Un film réalisé par Vérane Frédiani, produit et filmé par Franck Ribière.

“À la recherche des femmes chefs”, où sont les femmes ?

Éditorial - 05 juil. 17

C’est vrai, où sont-elles ? On ne peut nier que, hormis Ghislaine Arabian ou Hélène Darroze, avant Anne-Sophie Pic, peu de femmes chefs sont médiatisées. Ce remarquable documentaire, aux très belles images, tente de nous donner un début d’explication à ce phénomène. Les femmes resteraient-elles à la cuisine ? Un excellent reportage à ne pas manquer.

La documentariste Vérane Frédiani a enquêté dans les cuisines du monde entier, de la haute gastronomie à la “street food”, en passant par les écoles de cuisine où règnent assez grossièrement xénophobie et misogynie.
Toutes parlent intelligemment de leur métier, de leur abnégation pour exercer leur art, de leurs relations avec leurs collègues masculins, mais aucune ne prend le temps de communiquer et de travailler son image, tout simplement.

Seule Anne-Sophie Pic, chef trois étoiles, explique qu’elle a dû rependre, en 1995, l’affaire familiale qui, ayant perdu ses étoiles, risquait de péricliter. Elle témoigne néanmoins auprès du Journal du dimanche : “Le film m’a émue aux larmes car j’ai soudain compris que nous vivons toutes les mêmes choses. (…) Je travaille avec des hommes en cuisine, nous sommes complémentaires. (…) Je crois surtout que les hommes devraient se prononcer davantage sur notre travail. J’ai vu si peu de grands chefs venir goûter ma cuisine…” Une longue séquence la montre en train de créer un plat, de faire des essais, de le goûter, de recommencer jusqu’à la perfection. Aucun des hommes qui l’assistent ne douterait de ses propres doutes à elle.

On croise aussi des sommelières, dont une jeune Argentine pleine de charme, absolument bluffante dans son art et récompensée pourtant par de vrais machos. Mais elle garde le sourire, même en racontant que, dans le restaurant à trois étoiles où elle exerce, les clients lui demandent de leur envoyer le sommelier…

Alice Waters, cette Californienne adepte de la slow food et de la cuisine locale, développe longuement sa conception : les plats servis dans ses assiettes (dans son restaurant “Chez Panisse”, en hommage à Pagnol) sont composés de produits de saison uniquement, fraîchement livrés par les fermiers des environs.

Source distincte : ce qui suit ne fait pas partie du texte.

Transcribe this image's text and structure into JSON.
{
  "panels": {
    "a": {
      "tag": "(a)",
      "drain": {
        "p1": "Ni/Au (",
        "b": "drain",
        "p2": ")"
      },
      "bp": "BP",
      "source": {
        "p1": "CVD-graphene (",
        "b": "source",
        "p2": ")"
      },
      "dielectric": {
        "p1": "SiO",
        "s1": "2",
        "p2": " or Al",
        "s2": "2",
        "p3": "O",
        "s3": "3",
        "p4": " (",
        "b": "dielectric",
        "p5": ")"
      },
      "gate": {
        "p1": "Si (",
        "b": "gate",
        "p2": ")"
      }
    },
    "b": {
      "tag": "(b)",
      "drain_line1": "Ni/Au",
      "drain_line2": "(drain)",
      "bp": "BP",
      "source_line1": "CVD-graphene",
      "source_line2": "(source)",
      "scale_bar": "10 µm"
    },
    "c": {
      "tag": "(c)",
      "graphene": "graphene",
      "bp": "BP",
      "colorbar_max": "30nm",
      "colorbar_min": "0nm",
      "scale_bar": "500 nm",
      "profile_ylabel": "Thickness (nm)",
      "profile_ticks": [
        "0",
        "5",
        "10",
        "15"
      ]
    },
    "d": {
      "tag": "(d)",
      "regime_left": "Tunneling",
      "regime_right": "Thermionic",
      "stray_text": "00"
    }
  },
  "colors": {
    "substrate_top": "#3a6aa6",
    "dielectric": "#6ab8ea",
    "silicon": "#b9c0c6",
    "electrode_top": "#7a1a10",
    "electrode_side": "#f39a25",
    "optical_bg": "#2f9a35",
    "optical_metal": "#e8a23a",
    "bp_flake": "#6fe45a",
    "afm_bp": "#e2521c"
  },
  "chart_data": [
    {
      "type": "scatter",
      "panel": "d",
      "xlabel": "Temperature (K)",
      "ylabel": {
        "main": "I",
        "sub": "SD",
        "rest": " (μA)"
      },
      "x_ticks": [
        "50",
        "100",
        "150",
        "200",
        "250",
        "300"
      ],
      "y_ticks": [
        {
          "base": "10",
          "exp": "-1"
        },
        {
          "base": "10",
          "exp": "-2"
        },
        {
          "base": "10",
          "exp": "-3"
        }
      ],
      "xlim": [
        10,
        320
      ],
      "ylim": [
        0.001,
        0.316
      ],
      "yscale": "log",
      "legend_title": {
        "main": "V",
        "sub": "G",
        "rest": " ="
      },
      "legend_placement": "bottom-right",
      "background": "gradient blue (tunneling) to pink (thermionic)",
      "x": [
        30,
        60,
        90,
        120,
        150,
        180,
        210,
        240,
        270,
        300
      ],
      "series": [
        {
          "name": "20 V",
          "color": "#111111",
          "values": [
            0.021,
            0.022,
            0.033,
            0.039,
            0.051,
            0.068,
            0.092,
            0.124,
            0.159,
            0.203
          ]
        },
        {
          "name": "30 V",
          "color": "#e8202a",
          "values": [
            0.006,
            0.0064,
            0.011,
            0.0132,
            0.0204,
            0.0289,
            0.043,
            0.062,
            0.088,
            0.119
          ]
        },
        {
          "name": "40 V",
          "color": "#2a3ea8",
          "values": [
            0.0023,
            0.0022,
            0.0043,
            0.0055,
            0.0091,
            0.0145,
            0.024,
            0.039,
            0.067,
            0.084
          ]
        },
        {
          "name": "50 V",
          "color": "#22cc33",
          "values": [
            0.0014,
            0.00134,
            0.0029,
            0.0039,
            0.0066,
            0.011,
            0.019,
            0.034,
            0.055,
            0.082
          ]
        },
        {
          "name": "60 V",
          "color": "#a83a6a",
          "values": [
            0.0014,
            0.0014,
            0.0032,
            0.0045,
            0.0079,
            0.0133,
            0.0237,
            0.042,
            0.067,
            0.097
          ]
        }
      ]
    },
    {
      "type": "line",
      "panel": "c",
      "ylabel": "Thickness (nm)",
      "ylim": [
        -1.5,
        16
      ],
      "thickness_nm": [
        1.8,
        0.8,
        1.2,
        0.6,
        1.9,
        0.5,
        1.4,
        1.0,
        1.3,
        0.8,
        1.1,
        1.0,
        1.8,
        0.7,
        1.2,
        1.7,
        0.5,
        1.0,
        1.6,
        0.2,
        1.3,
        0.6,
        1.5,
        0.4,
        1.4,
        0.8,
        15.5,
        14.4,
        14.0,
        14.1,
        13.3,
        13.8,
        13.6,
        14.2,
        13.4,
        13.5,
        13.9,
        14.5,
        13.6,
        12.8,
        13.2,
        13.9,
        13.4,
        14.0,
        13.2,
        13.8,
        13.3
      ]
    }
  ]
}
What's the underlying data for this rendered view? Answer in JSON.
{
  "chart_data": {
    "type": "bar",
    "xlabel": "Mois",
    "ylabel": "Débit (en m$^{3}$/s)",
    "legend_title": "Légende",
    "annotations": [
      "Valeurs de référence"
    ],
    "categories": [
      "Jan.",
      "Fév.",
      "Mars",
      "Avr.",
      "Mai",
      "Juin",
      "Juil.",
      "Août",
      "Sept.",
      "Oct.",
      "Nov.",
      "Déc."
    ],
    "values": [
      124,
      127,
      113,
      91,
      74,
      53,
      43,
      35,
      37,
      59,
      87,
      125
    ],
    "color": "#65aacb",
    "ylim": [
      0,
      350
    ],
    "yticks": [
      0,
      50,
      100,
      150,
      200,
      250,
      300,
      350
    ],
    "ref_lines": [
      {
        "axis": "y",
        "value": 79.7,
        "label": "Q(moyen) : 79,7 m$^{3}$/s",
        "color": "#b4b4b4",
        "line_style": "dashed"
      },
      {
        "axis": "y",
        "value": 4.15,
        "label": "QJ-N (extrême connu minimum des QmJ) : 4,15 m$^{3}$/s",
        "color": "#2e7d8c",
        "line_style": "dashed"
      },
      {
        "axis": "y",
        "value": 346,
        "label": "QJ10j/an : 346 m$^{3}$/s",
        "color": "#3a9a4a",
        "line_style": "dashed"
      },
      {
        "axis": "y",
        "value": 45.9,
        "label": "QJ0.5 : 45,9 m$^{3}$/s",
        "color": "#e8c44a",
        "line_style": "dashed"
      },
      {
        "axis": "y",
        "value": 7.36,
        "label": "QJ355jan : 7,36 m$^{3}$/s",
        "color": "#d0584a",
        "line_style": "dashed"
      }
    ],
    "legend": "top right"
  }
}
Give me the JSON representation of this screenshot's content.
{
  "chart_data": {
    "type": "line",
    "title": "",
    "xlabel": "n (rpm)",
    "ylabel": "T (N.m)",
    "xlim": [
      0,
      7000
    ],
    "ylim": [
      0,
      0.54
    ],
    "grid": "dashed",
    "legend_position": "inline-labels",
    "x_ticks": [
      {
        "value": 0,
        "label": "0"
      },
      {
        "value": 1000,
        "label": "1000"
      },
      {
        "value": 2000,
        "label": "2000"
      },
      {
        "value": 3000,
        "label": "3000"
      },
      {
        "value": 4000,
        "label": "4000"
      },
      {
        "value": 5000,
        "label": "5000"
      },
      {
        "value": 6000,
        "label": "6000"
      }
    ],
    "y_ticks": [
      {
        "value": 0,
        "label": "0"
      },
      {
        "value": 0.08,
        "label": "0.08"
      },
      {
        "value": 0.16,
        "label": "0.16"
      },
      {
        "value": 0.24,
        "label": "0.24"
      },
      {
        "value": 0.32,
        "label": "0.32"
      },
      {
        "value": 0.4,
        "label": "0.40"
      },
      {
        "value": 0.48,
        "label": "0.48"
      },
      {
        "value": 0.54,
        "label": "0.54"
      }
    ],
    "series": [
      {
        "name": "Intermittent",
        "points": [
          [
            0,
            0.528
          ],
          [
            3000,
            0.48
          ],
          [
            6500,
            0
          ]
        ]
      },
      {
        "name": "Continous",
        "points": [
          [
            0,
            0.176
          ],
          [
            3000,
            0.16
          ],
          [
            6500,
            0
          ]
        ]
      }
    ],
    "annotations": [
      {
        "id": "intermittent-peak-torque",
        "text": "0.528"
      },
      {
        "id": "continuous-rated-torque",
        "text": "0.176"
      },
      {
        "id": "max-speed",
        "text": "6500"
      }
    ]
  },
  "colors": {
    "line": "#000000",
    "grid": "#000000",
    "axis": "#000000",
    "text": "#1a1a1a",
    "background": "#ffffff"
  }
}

Kamilla Seidler, jeune chef danoise, sacrée meilleur chef d’Amérique latine, est vénérée par sa brigade parce que, à la tête de Gustu depuis 2013, elle “aura fait plus pour la gastronomie de son pays adoptif en quelques années que n’importe quel autre chef local”, selon les organisateurs de l’événement du World’s 50 Best Restaurants. Son interview, sans militantisme aucun, est tout simplement passionnante de bon sens. Son rôle de femme dans la société consiste aussi à encourager l’économie locale.

Victoire Gouloubi, née au Congo-Brazzaville, étudiante en droit raconte son parcours pour assouvir sa passion et ce qu’il lui en a coûté. Reconnue par de multiples prix, elle dirige aujourd’hui les cuisines du restaurant d’un palace au pied des Alpes italiennes.

Et Jacotte Brazier, bien sûr, nous retrace l’histoire de sa grand-mère, la mère Brazier, et des “mères” lyonnaises du début du XXe siècle.

Mais pourquoi parle-t-on si peu des femmes en gastronomie ? Des journalistes culinaires tentent de répondre, notamment l’organisateur du festival Omnivore, ainsi qu’une journaliste gastronomique espagnole, très intéressante, pour qui les femmes ne font tout simplement pas vendre et n’attirent donc pas les annonceurs.
Le rédacteur en chef du site Atabula, lui, analyse sans détours la mainmise des hommes sur le monde la gastronomie. Notez que, sur 70 nouveaux primés, il n’y a eu qu’une femme nouvellement étoilée au Guide Michelin 2017.

En sortant de la salle de projection, vous ne verrez plus la gastronomie de la même façon…

À la recherche des femmes chefs, de Vérane Frédiani, images de Franck Ribière, Vérane Frédiani et Gerardo Campos, produit par Franck Ribière.

Dans les salles d’art et d’essai (6 à Paris) dans les villes moyennes et grandes.

Anne-Sophie Pic explique sa démarche et l’évolution au fil des années de sa créativité.
Kamilla Seidler, cette “Danoise des Andes”, a rendu aux Boliviens la fierté de leurs produits.

1 commentaires

Michelle 23 juil. 17

Un beau documentaire sur cette cuisine féminine. Je ne savais pas qu’il passait dans certaines salles. Merci pour l’information. Bon dimanche.